When the new vet left us – promising to return at the end of the weekend to do a full teeth & health check on all the donkeys – we felt that we had finally seen a professional at work. The sick donkey was outside of the stable and taking in the sunshine 24 hours later. Aitana is not out of the danger list yet: we are having trouble getting her to eat the high protein pellets. She is not taking in enough water. She is not sitting down enough, but standing for long periods as she feels afraid to sit down (in cae she cannot get up again!) We have a long way to go.

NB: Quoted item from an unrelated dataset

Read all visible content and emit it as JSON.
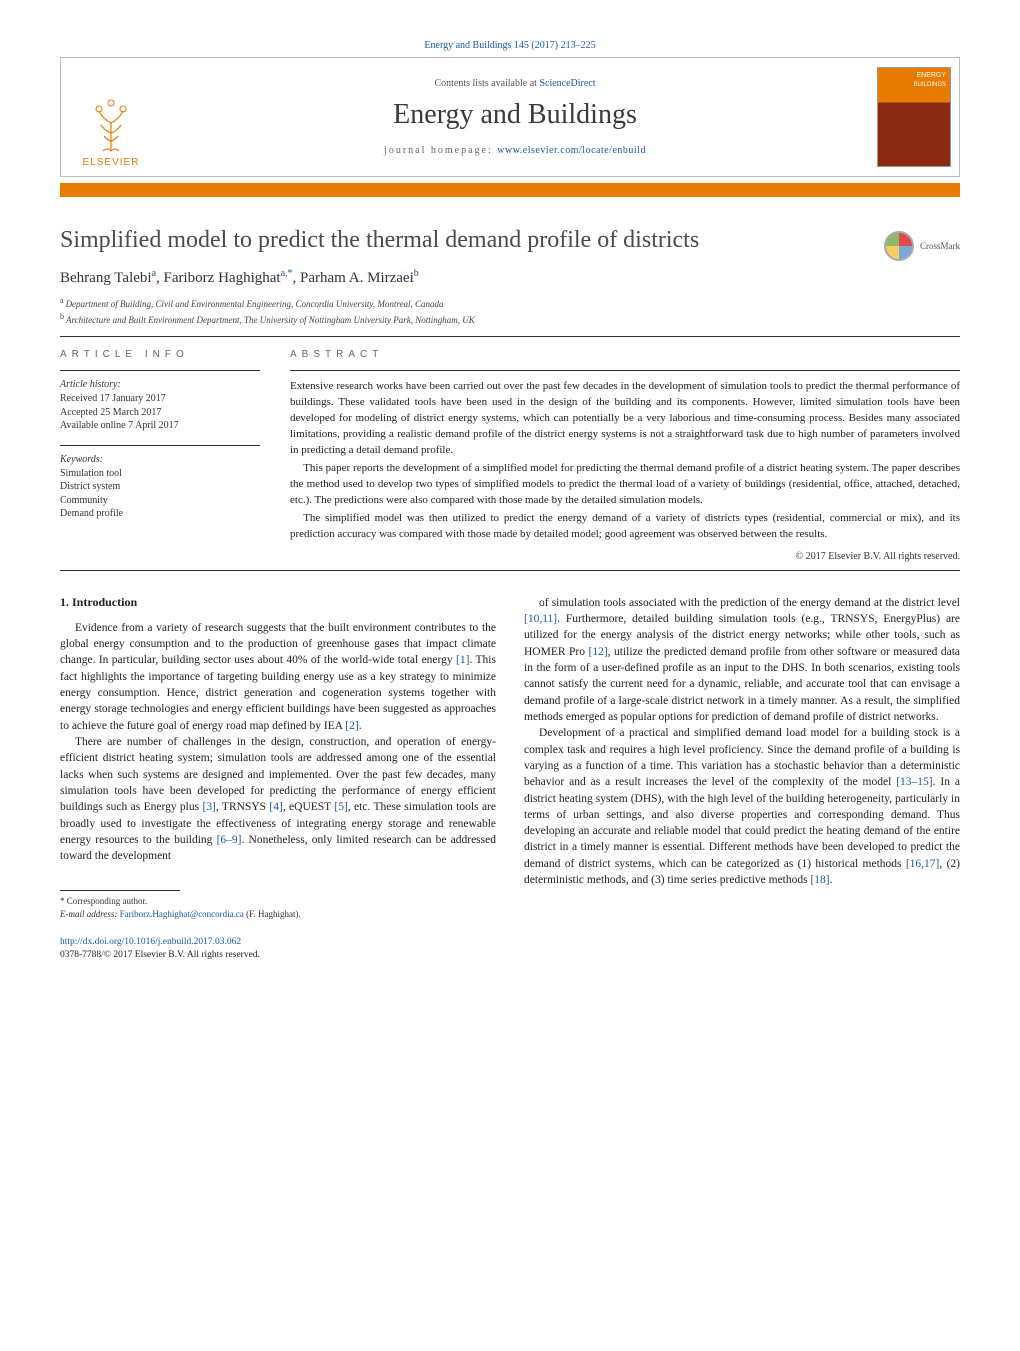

But the big learning point here for me, for my daughter, and for Aitana – who is still luckily alive! – is that we have seen a huge difference between professionals. Naïvely, as a retired professional myself, I fall into the trap of thinking all professionals care about their work, care about their charges, and care about their moral obligations. I still have not learned there are people who do not give a toss…
“There’s not much we can do in cases like this.” – our former specialist equine veterinary, working in Alicante province, December 2021.